$\displaystyle
\left(\frac{k}{k + 1}\right)^{k^2}
$
The book answer is confusing to me - I would think you could just take the limit of
$\displaystyle
\frac{k}{k + 1}
$
but I am missing something apparently
$\displaystyle
\left(\frac{k}{k + 1}\right)^{k^2}
$
The book answer is confusing to me - I would think you could just take the limit of
$\displaystyle
\frac{k}{k + 1}
$
but I am missing something apparently
If you apply the Cauchy root test then you need to find the following limit:
$\displaystyle \lim_{k \rightarrow + \infty} \left( \frac{k}{k+1} \right)^k = \lim_{k \rightarrow + \infty} \left( 1 - \frac{1}{k+1} \right)^k$.
It is not too hard to show that the value of this limit is equal to $\displaystyle e^{-1} = \frac{1}{e}$.

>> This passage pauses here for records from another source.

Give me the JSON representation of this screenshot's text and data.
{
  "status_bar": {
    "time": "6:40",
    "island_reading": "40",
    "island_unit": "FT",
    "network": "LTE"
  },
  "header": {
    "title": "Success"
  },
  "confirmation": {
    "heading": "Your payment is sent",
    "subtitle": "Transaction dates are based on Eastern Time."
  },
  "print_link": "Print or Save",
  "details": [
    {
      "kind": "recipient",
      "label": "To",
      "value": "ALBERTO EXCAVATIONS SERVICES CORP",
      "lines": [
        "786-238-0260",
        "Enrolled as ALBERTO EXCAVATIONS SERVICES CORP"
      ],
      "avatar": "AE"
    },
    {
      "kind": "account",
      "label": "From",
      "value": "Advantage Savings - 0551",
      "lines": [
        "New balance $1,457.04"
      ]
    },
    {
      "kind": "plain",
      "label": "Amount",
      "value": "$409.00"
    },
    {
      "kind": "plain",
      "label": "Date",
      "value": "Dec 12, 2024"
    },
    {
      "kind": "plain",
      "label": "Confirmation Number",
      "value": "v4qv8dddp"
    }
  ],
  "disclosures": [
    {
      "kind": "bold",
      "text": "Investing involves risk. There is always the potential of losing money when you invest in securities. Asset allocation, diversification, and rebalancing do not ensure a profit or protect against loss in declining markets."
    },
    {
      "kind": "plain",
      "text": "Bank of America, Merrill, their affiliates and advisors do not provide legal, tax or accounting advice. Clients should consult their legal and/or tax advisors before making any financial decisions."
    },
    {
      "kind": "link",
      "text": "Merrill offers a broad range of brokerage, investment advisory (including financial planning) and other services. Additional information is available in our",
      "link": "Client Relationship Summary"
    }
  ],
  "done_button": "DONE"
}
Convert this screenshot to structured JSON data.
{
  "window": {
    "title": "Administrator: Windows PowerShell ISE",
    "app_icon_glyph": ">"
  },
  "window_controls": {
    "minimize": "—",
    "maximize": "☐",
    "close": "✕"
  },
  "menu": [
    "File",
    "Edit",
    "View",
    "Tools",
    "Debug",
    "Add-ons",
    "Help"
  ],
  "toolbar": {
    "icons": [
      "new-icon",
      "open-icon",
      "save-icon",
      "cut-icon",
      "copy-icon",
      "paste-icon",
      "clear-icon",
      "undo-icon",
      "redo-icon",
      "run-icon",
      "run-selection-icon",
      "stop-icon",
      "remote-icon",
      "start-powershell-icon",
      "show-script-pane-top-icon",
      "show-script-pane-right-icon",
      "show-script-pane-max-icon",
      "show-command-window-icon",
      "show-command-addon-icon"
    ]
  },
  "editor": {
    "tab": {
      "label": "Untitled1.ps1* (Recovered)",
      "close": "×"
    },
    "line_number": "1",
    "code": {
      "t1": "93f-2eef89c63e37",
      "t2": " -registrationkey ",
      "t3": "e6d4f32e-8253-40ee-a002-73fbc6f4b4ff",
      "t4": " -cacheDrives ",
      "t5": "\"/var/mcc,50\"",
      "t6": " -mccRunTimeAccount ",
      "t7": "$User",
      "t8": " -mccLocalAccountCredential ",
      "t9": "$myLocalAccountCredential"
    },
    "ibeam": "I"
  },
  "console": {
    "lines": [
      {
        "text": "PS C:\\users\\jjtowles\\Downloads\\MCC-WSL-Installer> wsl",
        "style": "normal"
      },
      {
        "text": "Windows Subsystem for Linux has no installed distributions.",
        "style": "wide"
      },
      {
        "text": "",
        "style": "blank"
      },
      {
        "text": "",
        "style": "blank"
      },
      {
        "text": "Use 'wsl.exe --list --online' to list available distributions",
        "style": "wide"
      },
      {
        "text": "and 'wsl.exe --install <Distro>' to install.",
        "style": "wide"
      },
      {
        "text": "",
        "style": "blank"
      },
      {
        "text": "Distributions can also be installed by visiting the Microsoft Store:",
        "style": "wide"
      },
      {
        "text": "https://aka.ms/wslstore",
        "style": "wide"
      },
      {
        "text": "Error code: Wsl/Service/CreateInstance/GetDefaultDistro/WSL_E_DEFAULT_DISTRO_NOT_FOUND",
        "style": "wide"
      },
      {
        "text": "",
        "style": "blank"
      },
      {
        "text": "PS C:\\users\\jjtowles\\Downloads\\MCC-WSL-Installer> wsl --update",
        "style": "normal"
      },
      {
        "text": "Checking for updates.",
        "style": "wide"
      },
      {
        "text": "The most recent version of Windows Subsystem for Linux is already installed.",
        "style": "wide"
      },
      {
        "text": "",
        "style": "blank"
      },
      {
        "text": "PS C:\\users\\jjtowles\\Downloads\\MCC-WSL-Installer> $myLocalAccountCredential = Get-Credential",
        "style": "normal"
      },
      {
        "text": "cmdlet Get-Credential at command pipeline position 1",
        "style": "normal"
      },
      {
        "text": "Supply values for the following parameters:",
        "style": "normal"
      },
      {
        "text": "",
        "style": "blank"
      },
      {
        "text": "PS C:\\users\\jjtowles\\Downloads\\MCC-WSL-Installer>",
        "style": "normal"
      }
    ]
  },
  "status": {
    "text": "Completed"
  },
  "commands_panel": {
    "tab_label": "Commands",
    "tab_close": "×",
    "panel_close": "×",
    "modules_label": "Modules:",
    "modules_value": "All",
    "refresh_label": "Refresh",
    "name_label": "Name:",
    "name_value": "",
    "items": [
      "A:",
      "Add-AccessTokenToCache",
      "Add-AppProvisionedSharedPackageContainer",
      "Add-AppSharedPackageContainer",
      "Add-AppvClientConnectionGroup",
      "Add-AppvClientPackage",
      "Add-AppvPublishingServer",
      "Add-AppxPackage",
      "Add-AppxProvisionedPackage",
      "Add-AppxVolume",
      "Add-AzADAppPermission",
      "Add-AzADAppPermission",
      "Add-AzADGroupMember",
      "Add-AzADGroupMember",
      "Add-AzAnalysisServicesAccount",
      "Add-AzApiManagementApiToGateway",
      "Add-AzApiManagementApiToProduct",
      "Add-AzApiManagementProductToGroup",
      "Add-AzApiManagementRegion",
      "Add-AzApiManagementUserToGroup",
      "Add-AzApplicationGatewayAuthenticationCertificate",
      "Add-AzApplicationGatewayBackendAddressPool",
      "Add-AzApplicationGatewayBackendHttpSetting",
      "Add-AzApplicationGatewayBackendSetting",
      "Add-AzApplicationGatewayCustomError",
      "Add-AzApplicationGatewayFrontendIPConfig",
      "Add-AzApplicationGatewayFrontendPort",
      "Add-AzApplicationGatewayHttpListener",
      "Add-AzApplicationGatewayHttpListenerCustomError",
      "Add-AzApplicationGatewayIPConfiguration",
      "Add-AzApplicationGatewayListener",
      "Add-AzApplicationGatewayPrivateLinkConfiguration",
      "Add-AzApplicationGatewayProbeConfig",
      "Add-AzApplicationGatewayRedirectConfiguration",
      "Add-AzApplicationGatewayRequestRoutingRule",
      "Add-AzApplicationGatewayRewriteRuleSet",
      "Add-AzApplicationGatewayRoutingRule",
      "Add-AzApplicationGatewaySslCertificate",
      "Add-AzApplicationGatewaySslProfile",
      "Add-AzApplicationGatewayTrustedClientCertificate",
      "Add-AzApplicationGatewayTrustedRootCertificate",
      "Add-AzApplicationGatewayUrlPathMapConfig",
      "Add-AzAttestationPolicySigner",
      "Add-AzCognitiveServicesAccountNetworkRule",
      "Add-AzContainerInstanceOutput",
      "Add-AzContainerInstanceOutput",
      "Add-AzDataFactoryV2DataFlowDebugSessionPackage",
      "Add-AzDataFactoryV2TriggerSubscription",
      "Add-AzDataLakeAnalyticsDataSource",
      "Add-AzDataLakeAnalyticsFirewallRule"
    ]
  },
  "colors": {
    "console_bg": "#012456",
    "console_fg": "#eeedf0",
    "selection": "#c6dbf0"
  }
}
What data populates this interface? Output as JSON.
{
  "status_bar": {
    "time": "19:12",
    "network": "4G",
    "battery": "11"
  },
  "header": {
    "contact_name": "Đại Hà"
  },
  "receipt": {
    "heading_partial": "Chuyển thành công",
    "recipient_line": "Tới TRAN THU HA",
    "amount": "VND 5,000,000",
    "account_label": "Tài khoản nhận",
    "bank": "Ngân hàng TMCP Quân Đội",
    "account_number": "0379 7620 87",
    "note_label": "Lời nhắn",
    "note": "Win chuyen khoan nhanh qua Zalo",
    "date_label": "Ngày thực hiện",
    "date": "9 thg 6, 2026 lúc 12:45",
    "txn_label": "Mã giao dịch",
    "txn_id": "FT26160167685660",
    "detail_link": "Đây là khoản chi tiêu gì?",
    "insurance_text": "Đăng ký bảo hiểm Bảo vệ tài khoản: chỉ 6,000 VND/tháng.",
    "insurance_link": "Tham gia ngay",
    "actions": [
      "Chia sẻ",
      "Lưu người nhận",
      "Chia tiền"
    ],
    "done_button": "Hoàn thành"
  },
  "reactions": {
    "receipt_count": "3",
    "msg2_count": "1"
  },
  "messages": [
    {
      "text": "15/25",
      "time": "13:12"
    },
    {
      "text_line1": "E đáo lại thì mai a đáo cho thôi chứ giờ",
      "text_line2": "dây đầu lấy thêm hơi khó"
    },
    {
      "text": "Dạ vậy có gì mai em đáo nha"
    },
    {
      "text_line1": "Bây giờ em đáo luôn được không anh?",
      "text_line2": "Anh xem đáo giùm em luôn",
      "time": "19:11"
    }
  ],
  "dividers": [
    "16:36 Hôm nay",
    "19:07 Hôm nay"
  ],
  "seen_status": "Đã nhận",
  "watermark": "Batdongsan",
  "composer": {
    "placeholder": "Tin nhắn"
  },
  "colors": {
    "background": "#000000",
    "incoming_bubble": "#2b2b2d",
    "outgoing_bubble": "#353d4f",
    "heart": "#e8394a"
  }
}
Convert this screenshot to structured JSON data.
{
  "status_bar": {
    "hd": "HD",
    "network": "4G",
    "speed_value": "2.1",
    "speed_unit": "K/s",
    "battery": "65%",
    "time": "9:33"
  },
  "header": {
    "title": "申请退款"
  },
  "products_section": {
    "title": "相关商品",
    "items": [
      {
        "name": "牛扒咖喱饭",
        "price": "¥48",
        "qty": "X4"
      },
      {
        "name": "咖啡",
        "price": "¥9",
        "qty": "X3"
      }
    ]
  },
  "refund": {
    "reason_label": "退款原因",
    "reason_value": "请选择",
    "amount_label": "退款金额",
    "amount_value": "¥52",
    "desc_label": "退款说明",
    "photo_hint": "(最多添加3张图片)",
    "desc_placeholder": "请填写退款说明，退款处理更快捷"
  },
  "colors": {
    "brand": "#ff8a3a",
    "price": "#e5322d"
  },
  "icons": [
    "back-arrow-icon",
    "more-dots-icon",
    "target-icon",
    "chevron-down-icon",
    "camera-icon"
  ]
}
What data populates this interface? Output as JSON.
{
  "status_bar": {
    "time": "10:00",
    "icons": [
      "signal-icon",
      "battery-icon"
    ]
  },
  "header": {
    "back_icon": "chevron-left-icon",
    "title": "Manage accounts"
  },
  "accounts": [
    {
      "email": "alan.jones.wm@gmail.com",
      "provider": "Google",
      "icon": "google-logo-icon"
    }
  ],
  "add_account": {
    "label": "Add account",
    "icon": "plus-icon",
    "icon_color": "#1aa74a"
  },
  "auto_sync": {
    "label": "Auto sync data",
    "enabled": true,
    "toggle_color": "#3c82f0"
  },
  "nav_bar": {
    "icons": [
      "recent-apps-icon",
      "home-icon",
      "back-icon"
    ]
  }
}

re: bolded - maybe for you lol.
thank you mister fantastic
I will wrestle with it and also try to figure out why you need
$\displaystyle \lim_{k \rightarrow + \infty} \left( \frac{k}{k+1} \right)^k = \lim_{k \rightarrow + \infty} \left( 1 - \frac{1}{k+1} \right)^k$.
This problem definitely touches on some of my weaker areas. Also thanks for the latex fix, now I learned something new there too
1. $\displaystyle \left[ \left( \frac{k}{k+1}\right)^{k^2}\right]^{1/k} = \left( \frac{k}{k+1}\right)^{\frac{k^2}{k}} = \left( \frac{k}{k+1}\right)^{k}$.
2. $\displaystyle \frac{k}{k+1} = \frac{(k + 1) - 1}{k+1} = \frac{k+1}{k+1} - \frac{1}{k+1} = 1 - \frac{1}{k+1}$.
3. Use the well known limit from calculus: $\displaystyle \lim_{n \rightarrow + \infty} \left(1 + \frac{a}{n} \right)^n = e^a$.